Classification Under Ambiguity: When Is Average-K Better Than Top-K?
This addresses the issue of low precision in multi-label classification for ambiguous cases, though it is incremental as it builds on existing top-K methods.
The paper tackles the problem of classification under label ambiguity by proposing average-K classification, an adaptive strategy that varies the number of labels returned based on ambiguity, and shows it achieves lower error rates than fixed top-K classification in experiments on real-world image datasets.
When many labels are possible, choosing a single one can lead to low precision. A common alternative, referred to as top-$K$ classification, is to choose some number $K$ (commonly around 5) and to return the $K$ labels with the highest scores.

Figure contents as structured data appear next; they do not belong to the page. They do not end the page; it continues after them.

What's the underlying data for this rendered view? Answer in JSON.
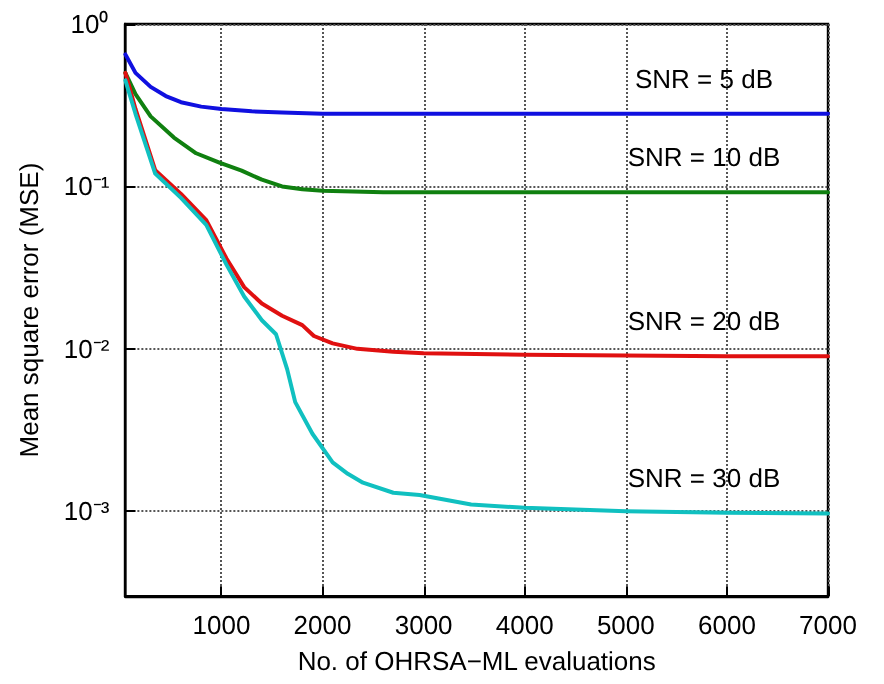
{
  "chart_data": {
    "type": "line",
    "xlabel": "No. of OHRSA−ML evaluations",
    "ylabel": "Mean square error (MSE)",
    "xlim": [
      50,
      7000
    ],
    "xticks": [
      1000,
      2000,
      3000,
      4000,
      5000,
      6000,
      7000
    ],
    "ylim": [
      0.0003,
      1
    ],
    "yticks": [
      {
        "value": 1,
        "label": "10⁰"
      },
      {
        "value": 0.1,
        "label": "10⁻¹"
      },
      {
        "value": 0.01,
        "label": "10⁻²"
      },
      {
        "value": 0.001,
        "label": "10⁻³"
      }
    ],
    "log": "y",
    "grid": true,
    "legend": false,
    "marker": "none",
    "line_style": "solid",
    "series": [
      {
        "name": "SNR = 5 dB",
        "color": "#1010e0",
        "x": [
          50,
          150,
          300,
          450,
          600,
          800,
          1000,
          1300,
          1600,
          2000,
          2500,
          3000,
          4000,
          5000,
          6000,
          7000
        ],
        "values": [
          0.65,
          0.5,
          0.41,
          0.36,
          0.33,
          0.31,
          0.3,
          0.29,
          0.285,
          0.28,
          0.28,
          0.28,
          0.28,
          0.28,
          0.28,
          0.28
        ]
      },
      {
        "name": "SNR = 10 dB",
        "color": "#108010",
        "x": [
          50,
          150,
          300,
          530,
          750,
          980,
          1200,
          1400,
          1600,
          1800,
          2000,
          2300,
          2600,
          3000,
          4000,
          5000,
          6000,
          7000
        ],
        "values": [
          0.5,
          0.37,
          0.27,
          0.2,
          0.16,
          0.14,
          0.125,
          0.11,
          0.1,
          0.096,
          0.094,
          0.093,
          0.092,
          0.092,
          0.092,
          0.092,
          0.092,
          0.092
        ]
      },
      {
        "name": "SNR = 20 dB",
        "color": "#e01010",
        "x": [
          50,
          150,
          345,
          600,
          850,
          1050,
          1225,
          1400,
          1600,
          1800,
          1915,
          2100,
          2345,
          2700,
          3000,
          4000,
          5000,
          6000,
          7000
        ],
        "values": [
          0.5,
          0.3,
          0.126,
          0.09,
          0.062,
          0.036,
          0.024,
          0.019,
          0.016,
          0.014,
          0.012,
          0.0108,
          0.01,
          0.0096,
          0.0094,
          0.0092,
          0.0091,
          0.009,
          0.009
        ]
      },
      {
        "name": "SNR = 30 dB",
        "color": "#10c0c0",
        "x": [
          50,
          150,
          345,
          600,
          850,
          1050,
          1225,
          1400,
          1540,
          1650,
          1730,
          1900,
          2100,
          2250,
          2400,
          2700,
          2960,
          3470,
          4000,
          5000,
          6000,
          7000
        ],
        "values": [
          0.45,
          0.28,
          0.12,
          0.085,
          0.058,
          0.033,
          0.021,
          0.015,
          0.0123,
          0.0075,
          0.0047,
          0.003,
          0.002,
          0.0017,
          0.0015,
          0.0013,
          0.00126,
          0.0011,
          0.00105,
          0.001,
          0.00098,
          0.00097
        ]
      }
    ]
  }
}
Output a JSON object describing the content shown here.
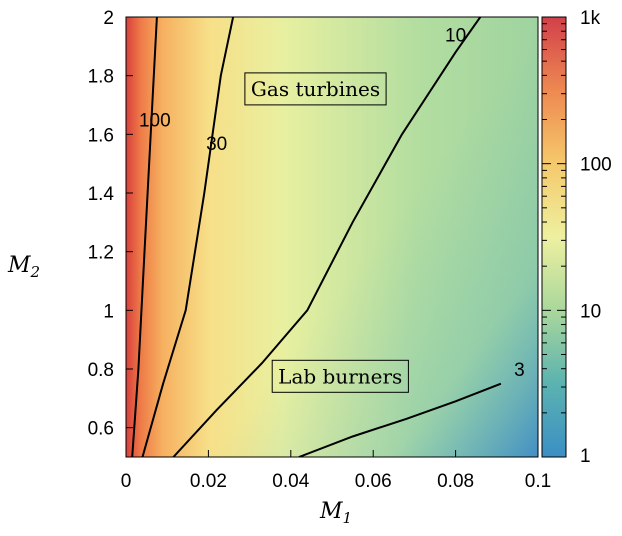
{
  "chart_data": {
    "type": "heatmap",
    "title": "",
    "xlabel": {
      "main": "M",
      "sub": "1"
    },
    "ylabel": {
      "main": "M",
      "sub": "2"
    },
    "xlim": [
      0,
      0.1
    ],
    "ylim": [
      0.5,
      2
    ],
    "x_ticks": [
      {
        "value": 0,
        "label": "0"
      },
      {
        "value": 0.02,
        "label": "0.02"
      },
      {
        "value": 0.04,
        "label": "0.04"
      },
      {
        "value": 0.06,
        "label": "0.06"
      },
      {
        "value": 0.08,
        "label": "0.08"
      },
      {
        "value": 0.1,
        "label": "0.1"
      }
    ],
    "y_ticks": [
      {
        "value": 0.6,
        "label": "0.6"
      },
      {
        "value": 0.8,
        "label": "0.8"
      },
      {
        "value": 1.0,
        "label": "1"
      },
      {
        "value": 1.2,
        "label": "1.2"
      },
      {
        "value": 1.4,
        "label": "1.4"
      },
      {
        "value": 1.6,
        "label": "1.6"
      },
      {
        "value": 1.8,
        "label": "1.8"
      },
      {
        "value": 2.0,
        "label": "2"
      }
    ],
    "colorbar": {
      "scale": "log",
      "range": [
        1,
        1000
      ],
      "tick_labels": [
        {
          "value": 1,
          "label": "1"
        },
        {
          "value": 10,
          "label": "10"
        },
        {
          "value": 100,
          "label": "100"
        },
        {
          "value": 1000,
          "label": "1k"
        }
      ],
      "colors": [
        "#3b8fc4",
        "#5cb3b0",
        "#a8d79c",
        "#eef0a0",
        "#f5c86a",
        "#ee8a52",
        "#d2404a"
      ]
    },
    "contours": [
      {
        "level": 100,
        "label": "100",
        "label_at": [
          0.007,
          1.65
        ],
        "points": [
          [
            0.0015,
            0.5
          ],
          [
            0.003,
            0.8
          ],
          [
            0.0045,
            1.2
          ],
          [
            0.006,
            1.6
          ],
          [
            0.0075,
            2.0
          ]
        ]
      },
      {
        "level": 30,
        "label": "30",
        "label_at": [
          0.022,
          1.57
        ],
        "points": [
          [
            0.004,
            0.5
          ],
          [
            0.009,
            0.75
          ],
          [
            0.0145,
            1.0
          ],
          [
            0.019,
            1.4
          ],
          [
            0.023,
            1.8
          ],
          [
            0.026,
            2.0
          ]
        ]
      },
      {
        "level": 10,
        "label": "10",
        "label_at": [
          0.08,
          1.94
        ],
        "points": [
          [
            0.0115,
            0.5
          ],
          [
            0.022,
            0.66
          ],
          [
            0.033,
            0.82
          ],
          [
            0.044,
            1.0
          ],
          [
            0.055,
            1.3
          ],
          [
            0.067,
            1.6
          ],
          [
            0.08,
            1.88
          ],
          [
            0.086,
            2.0
          ]
        ]
      },
      {
        "level": 3,
        "label": "3",
        "label_at": [
          0.0955,
          0.8
        ],
        "points": [
          [
            0.042,
            0.5
          ],
          [
            0.055,
            0.57
          ],
          [
            0.068,
            0.63
          ],
          [
            0.08,
            0.69
          ],
          [
            0.091,
            0.75
          ]
        ]
      }
    ],
    "annotations": [
      {
        "text": "Gas turbines",
        "at": [
          0.046,
          1.755
        ]
      },
      {
        "text": "Lab burners",
        "at": [
          0.052,
          0.775
        ]
      }
    ]
  }
}
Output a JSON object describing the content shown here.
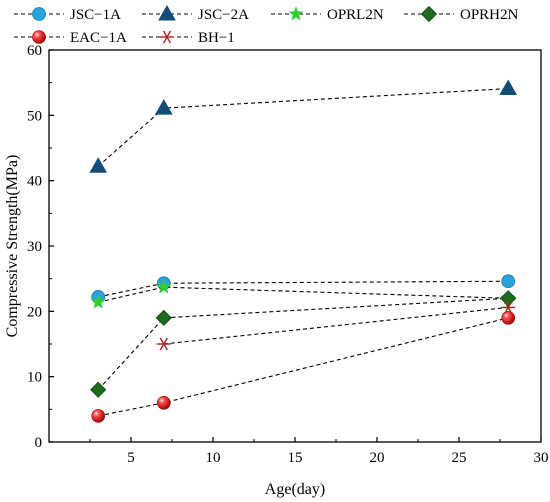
{
  "chart_data": {
    "type": "line",
    "xlabel": "Age(day)",
    "ylabel": "Compressive Strength(MPa)",
    "xlim": [
      0,
      30
    ],
    "ylim": [
      0,
      60
    ],
    "xticks": [
      5,
      10,
      15,
      20,
      25,
      30
    ],
    "yticks": [
      0,
      10,
      20,
      30,
      40,
      50,
      60
    ],
    "grid": false,
    "legend_placement": "top",
    "series": [
      {
        "name": "JSC−1A",
        "marker": "circle",
        "color": "#29a3d9",
        "x": [
          3,
          7,
          28
        ],
        "y": [
          22.2,
          24.3,
          24.6
        ]
      },
      {
        "name": "JSC−2A",
        "marker": "triangle",
        "color": "#114f7a",
        "x": [
          3,
          7,
          28
        ],
        "y": [
          42.2,
          51.1,
          54.1
        ]
      },
      {
        "name": "OPRL2N",
        "marker": "star",
        "color": "#33cc33",
        "x": [
          3,
          7,
          28
        ],
        "y": [
          21.4,
          23.7,
          22.0
        ]
      },
      {
        "name": "OPRH2N",
        "marker": "diamond",
        "color": "#1e6b1e",
        "x": [
          3,
          7,
          28
        ],
        "y": [
          8.0,
          19.0,
          22.0
        ]
      },
      {
        "name": "EAC−1A",
        "marker": "sphere",
        "color": "#e01818",
        "x": [
          3,
          7,
          28
        ],
        "y": [
          4.0,
          6.0,
          19.0
        ]
      },
      {
        "name": "BH−1",
        "marker": "asterisk",
        "color": "#b02020",
        "x": [
          7,
          28
        ],
        "y": [
          15.0,
          20.6
        ]
      }
    ]
  }
}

Unfortunately, for unambiguous cases, $K>1$ is too many and, for very ambiguous cases, $K \leq 5$ (for example) can be too small. An alternative sensible strategy is to use an adaptive approach in which the number of labels returned varies as a function of the computed ambiguity, but must average to some particular $K$ over all the samples. We denote this alternative average-$K$ classification. This paper formally characterizes the ambiguity profile when average-$K$ classification can achieve a lower error rate than a fixed top-$K$ classification. Moreover, it provides natural estimation procedures for both the fixed-size and the adaptive classifier and proves their consistency. Finally, it reports experiments on real-world image data sets revealing the benefit of average-$K$ classification over top-$K$ in practice. Overall, when the ambiguity is known precisely, average-$K$ is never worse than top-$K$, and, in our experiments, when it is estimated, this also holds.